Prove that every well-ordered proper class has an initial segment order isomorphic to the ordinal numbers, ON.
I have a plan to prove this but it uses a recursive definition and induction which I do not have enough experience with to construct this proof. So any help or advice would be greatly appreciated!
1) Let W be a well-ordered proper class
2) Recursively define a function $f:ON \to W$ so that $\beta$ maps to the least element of W not in $f[\beta]$
3) Use induction to show that this is an order embedding onto an initial segment
Yes the idea is correct.
Recall that an ordered class $W$ is well-ordered if every non-empty set has a least element. But equivalently this is the same as saying that every non-empty subclass has a least element.
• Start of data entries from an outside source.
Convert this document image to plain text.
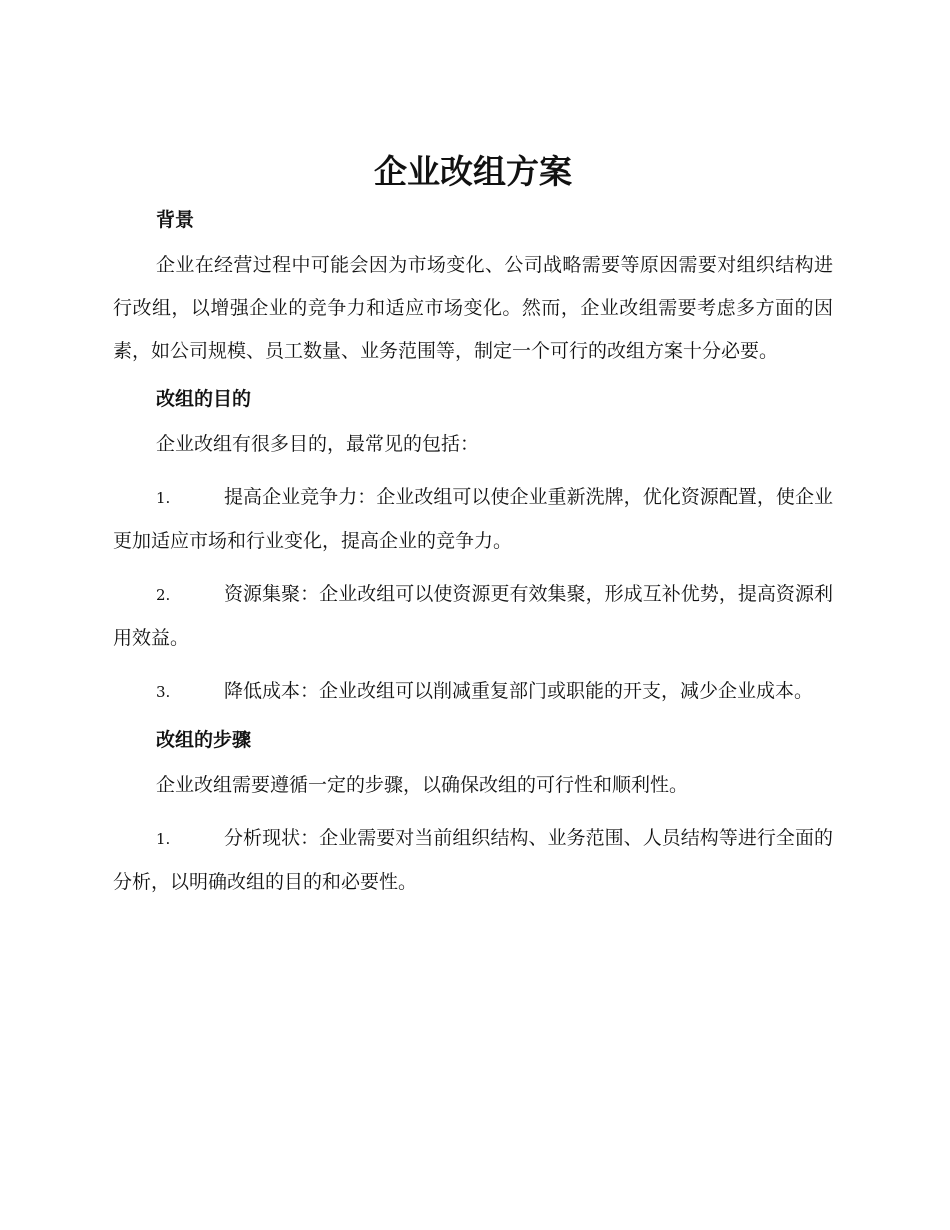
企业改组方案
背景

企业在经营过程中可能会因为市场变化、公司战略需要等原因需要对组织结构进行改组，以增强企业的竞争力和适应市场变化。然而，企业改组需要考虑多方面的因素，如公司规模、员工数量、业务范围等，制定一个可行的改组方案十分必要。

改组的目的

企业改组有很多目的，最常见的包括：

1.	提高企业竞争力：企业改组可以使企业重新洗牌，优化资源配置，使企业更加适应市场和行业变化，提高企业的竞争力。

2.	资源集聚：企业改组可以使资源更有效集聚，形成互补优势，提高资源利用效益。

3.	降低成本：企业改组可以削减重复部门或职能的开支，减少企业成本。

改组的步骤

企业改组需要遵循一定的步骤，以确保改组的可行性和顺利性。

1.	分析现状：企业需要对当前组织结构、业务范围、人员结构等进行全面的分析，以明确改组的目的和必要性。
We define $f$ by recursion.
Suppose that $f$ was defined for every $\alpha<\beta$. Then $f[\beta]$ is a set, therefore $W\setminus f[\beta]$ is a proper class, and in particular non-empty. Let $f(\beta)$ be the least element of $W\setminus f[\beta]$.
The proof that this is an embedding from $\sf Ord$ into $W$ whose range is an initial segment is similar, we use transfinite induction and our induction hypothesis is this:
For every $\alpha<\beta$, $f[\alpha]$ is an initial segment of $W$, and if $\gamma<\delta<\alpha$ then $f(\gamma)<f(\delta)$.
Then the above definition of $f$ makes it almost trivial that this is true for $\beta+1$, and for limit stages it's as simple.